FIRS restructured operations to be customer-centric, improving its relationship with taxpayers.
FIRS provides a one-stop shop for taxpayers’ activities.
FIRS views taxpayers as partners in progress.
FIRS aims to ensure taxpayers are well-supported to yield good results.
Streamlined tax processes led to a significant increase in new taxpayers, with 182,724 voluntarily enrolling on the Tax Pro-Max platform in 2024.
The president of the Lagos Chamber of Commerce and Industry (LCCI) commended FIRS for reforms that align with business needs.

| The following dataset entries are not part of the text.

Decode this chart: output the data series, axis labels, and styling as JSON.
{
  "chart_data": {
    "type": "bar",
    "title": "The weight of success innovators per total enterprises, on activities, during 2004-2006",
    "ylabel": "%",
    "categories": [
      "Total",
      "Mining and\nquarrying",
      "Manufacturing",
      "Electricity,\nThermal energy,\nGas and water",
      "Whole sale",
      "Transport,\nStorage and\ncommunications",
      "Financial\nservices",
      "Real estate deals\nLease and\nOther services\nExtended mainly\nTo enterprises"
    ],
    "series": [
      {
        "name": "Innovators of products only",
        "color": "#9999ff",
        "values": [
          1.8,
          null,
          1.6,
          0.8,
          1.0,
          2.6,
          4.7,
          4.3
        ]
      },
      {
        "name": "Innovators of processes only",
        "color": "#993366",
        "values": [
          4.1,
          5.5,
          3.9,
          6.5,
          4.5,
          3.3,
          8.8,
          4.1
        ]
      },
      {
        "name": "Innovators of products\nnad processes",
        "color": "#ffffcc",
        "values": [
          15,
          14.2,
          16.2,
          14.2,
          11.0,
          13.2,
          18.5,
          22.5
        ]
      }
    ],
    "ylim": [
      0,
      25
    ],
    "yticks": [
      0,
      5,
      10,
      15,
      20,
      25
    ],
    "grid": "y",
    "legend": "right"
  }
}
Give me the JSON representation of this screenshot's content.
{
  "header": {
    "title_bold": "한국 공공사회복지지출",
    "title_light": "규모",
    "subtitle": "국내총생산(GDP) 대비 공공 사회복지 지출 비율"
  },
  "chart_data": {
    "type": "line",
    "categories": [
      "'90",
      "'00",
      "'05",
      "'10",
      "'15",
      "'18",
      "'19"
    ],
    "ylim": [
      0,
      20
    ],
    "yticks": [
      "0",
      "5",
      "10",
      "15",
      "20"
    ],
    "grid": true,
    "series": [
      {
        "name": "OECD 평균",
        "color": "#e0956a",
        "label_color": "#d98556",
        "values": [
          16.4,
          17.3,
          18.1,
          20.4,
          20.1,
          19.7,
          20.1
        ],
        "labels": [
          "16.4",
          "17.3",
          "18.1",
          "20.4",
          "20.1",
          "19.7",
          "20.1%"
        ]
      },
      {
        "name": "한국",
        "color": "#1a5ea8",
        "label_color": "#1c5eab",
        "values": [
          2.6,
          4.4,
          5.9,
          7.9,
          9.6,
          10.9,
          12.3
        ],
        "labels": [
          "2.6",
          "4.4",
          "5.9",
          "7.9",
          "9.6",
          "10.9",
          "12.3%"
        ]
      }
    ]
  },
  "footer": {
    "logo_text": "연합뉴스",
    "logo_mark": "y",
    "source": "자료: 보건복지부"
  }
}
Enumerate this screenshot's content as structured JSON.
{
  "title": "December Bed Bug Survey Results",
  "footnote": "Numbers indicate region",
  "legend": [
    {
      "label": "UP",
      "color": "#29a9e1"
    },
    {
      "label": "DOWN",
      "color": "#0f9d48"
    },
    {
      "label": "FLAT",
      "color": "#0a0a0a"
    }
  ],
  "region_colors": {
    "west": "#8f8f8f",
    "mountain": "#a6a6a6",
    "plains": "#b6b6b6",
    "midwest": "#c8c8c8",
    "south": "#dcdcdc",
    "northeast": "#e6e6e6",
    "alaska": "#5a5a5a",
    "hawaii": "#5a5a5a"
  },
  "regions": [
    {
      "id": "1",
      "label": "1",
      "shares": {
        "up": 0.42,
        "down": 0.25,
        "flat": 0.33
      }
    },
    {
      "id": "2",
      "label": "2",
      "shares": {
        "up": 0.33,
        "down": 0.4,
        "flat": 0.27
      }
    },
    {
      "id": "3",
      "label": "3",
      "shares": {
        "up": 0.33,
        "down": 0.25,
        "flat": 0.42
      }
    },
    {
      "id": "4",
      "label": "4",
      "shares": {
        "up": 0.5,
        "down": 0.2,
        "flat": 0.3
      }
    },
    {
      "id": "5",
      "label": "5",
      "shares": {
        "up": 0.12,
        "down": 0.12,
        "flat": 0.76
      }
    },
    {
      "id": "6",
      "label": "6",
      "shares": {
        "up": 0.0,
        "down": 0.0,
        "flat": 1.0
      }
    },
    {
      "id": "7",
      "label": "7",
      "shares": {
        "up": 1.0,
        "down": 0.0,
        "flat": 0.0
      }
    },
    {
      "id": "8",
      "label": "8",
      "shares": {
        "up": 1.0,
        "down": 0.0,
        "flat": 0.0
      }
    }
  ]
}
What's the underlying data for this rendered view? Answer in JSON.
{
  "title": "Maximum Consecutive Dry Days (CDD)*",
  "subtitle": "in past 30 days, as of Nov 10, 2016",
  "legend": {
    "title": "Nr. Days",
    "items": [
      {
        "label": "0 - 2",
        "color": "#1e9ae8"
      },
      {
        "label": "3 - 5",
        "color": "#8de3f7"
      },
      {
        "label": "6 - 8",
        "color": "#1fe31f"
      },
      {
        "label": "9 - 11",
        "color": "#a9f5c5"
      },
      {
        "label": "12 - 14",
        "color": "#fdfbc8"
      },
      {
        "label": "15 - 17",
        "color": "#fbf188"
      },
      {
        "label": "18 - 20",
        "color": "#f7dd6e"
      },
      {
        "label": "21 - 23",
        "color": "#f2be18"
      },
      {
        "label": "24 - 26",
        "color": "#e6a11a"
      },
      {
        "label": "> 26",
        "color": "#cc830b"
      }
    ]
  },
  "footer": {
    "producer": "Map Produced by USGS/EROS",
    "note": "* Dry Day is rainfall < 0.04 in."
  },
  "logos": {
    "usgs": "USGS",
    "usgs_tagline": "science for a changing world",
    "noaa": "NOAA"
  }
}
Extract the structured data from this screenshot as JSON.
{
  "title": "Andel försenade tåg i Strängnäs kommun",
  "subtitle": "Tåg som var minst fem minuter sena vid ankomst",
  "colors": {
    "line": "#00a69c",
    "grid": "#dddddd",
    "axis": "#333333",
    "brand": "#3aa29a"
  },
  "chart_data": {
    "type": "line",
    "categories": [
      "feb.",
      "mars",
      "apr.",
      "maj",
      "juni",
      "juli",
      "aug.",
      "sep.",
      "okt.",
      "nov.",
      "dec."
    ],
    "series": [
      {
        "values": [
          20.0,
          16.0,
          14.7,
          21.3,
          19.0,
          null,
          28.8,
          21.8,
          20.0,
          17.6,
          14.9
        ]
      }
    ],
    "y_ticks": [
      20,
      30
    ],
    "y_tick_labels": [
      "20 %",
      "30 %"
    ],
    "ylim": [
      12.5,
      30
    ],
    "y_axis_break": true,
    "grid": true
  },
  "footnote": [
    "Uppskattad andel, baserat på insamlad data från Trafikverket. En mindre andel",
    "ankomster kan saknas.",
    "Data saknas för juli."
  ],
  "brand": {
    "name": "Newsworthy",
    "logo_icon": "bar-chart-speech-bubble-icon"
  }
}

The non-oil sector accounts for about 75% of total tax revenue, showing a commitment to diversifying the economy.
Key policies by President Tinubu, such as the removal of fuel subsidies and unification of exchange rates, boosted tax revenue collection.
Adedeji aims to grow Nigeria’s tax-to-GDP ratio to 18% in the next three years.
Data and merit are crucial for the continued upward trajectory of tax revenue.
FIRS is targeting N25.2 trillion in tax revenue for 2025, and a modernized tax system can further boost domestic revenue mobilization.
About 70% of the money shared at FAAC meetings comes from FIRS-collected tax revenue.
States now collect almost three times what they used to receive as FAAC allocations.
This report is based on a write-up by Adekanmbi, the Special Adviser on Media to the Executive Chairman of the Federal Inland Revenue Service (FIRS).